Sektör şimdi bu noktada bir dönüm noktasına geldi. Bu konuda gelinen dönüm noktası ekonominin kuralı olan arz/talep dengesinin de sonucudur. Türkiye’de seyahat endüstrisinde arz/talep dengesi arz yönünden bozuluyor. Türkiye rakiplerine göre en çok yeni otel yatırımı yapılan ülkedir.
Bu durum hedeflenen kalite/fiyat avantajını kullanmaya engel oluşturuyor. Zira talebin üzerindeki arz fiyat düşüşüne neden oluyor, en azından fiyatların olması gereken noktaya gelmesine engeldir.
Türkiye’de ağırlıklı olarak kıyı bölgeleri olmak üzere her yıl 30’un üzerinde şehirde ortalama toplam 20 bin yatak kapasiteli yeni otel daha pazara giriyor.
Pazara giren yeni tesisler yatak kapasitesini artırıyor. Talep aynı olanda artmadığı için denge arz aleyhine bozuluyor.

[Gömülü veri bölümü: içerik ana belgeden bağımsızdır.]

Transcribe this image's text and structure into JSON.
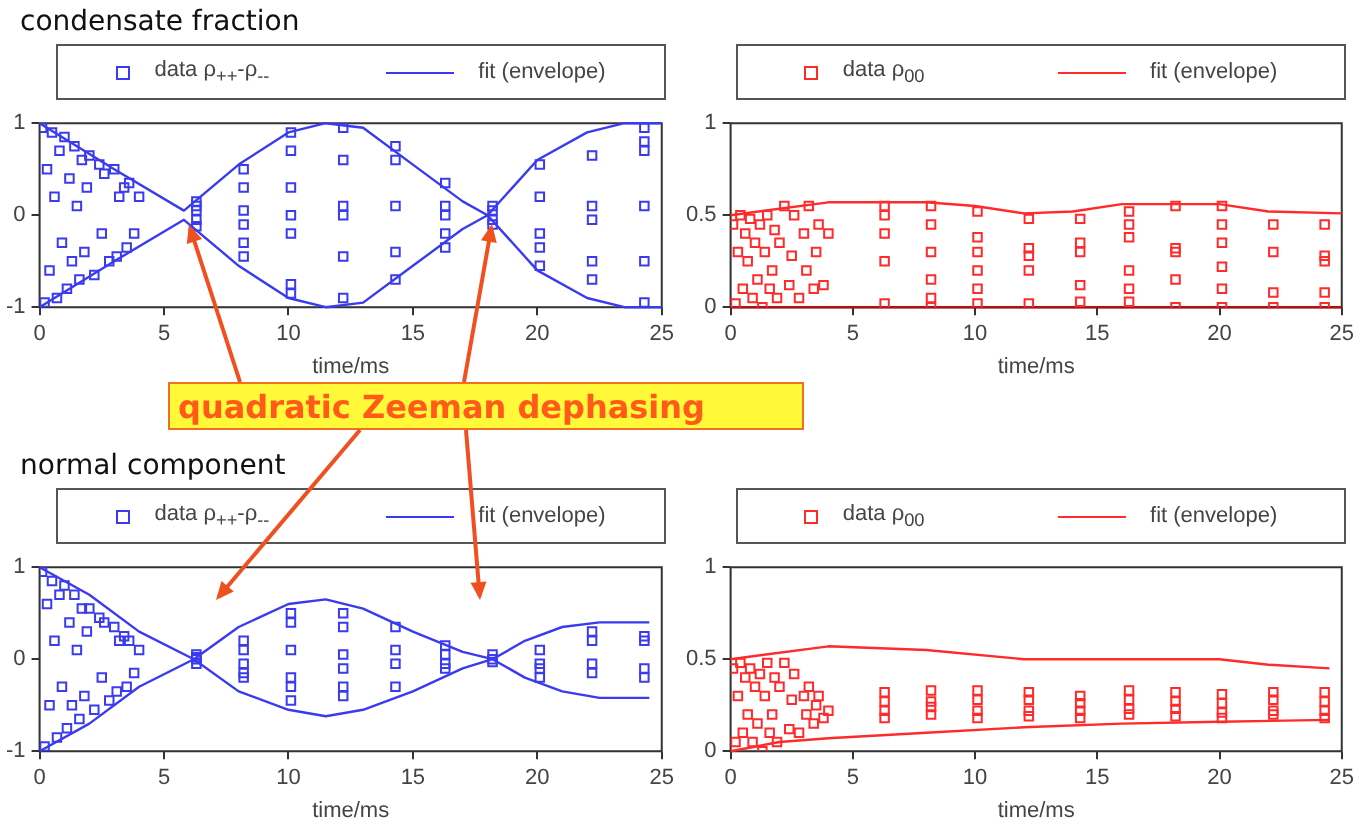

Çözüm son dönemde daha yüksek sesle ifade edilmeye başlanan konaklama alanına yeni otel yatırımı yerine var olan tesislerin yenilenmesidir.
Son dönemde bu yönde atılan adımlar var.
Yedi aylık dönemler itibariyle 2019 yılında 41 tesis yenileme amaçlı proje hazırlanıp bunun için teşvik belgesi alınmışken bu sayı 2023’te 87’ye yükselmiş.
Sevindirici ama yeterli değil. Zira aynı dönemde teşvik belgesine bağlanan komple yeni otel yatırımı öngören proje sayısı 55’ten 134’e yükseldi.
Konaklama alanında öncelik yeni tesis yerine mevcutların yenilenmesi olmalı. Bu Türkiye’nin turizmde rakibi İspanya’nın uygulamaya koyup sonuç almaya başladığı ziyaretçi sayısını artırmaktan çok turizm gelirini artırma hedefine de uygundur.
Yenileme yatırımları genç tesislere sahip olma avantajını sürdürmenin de gereğidir.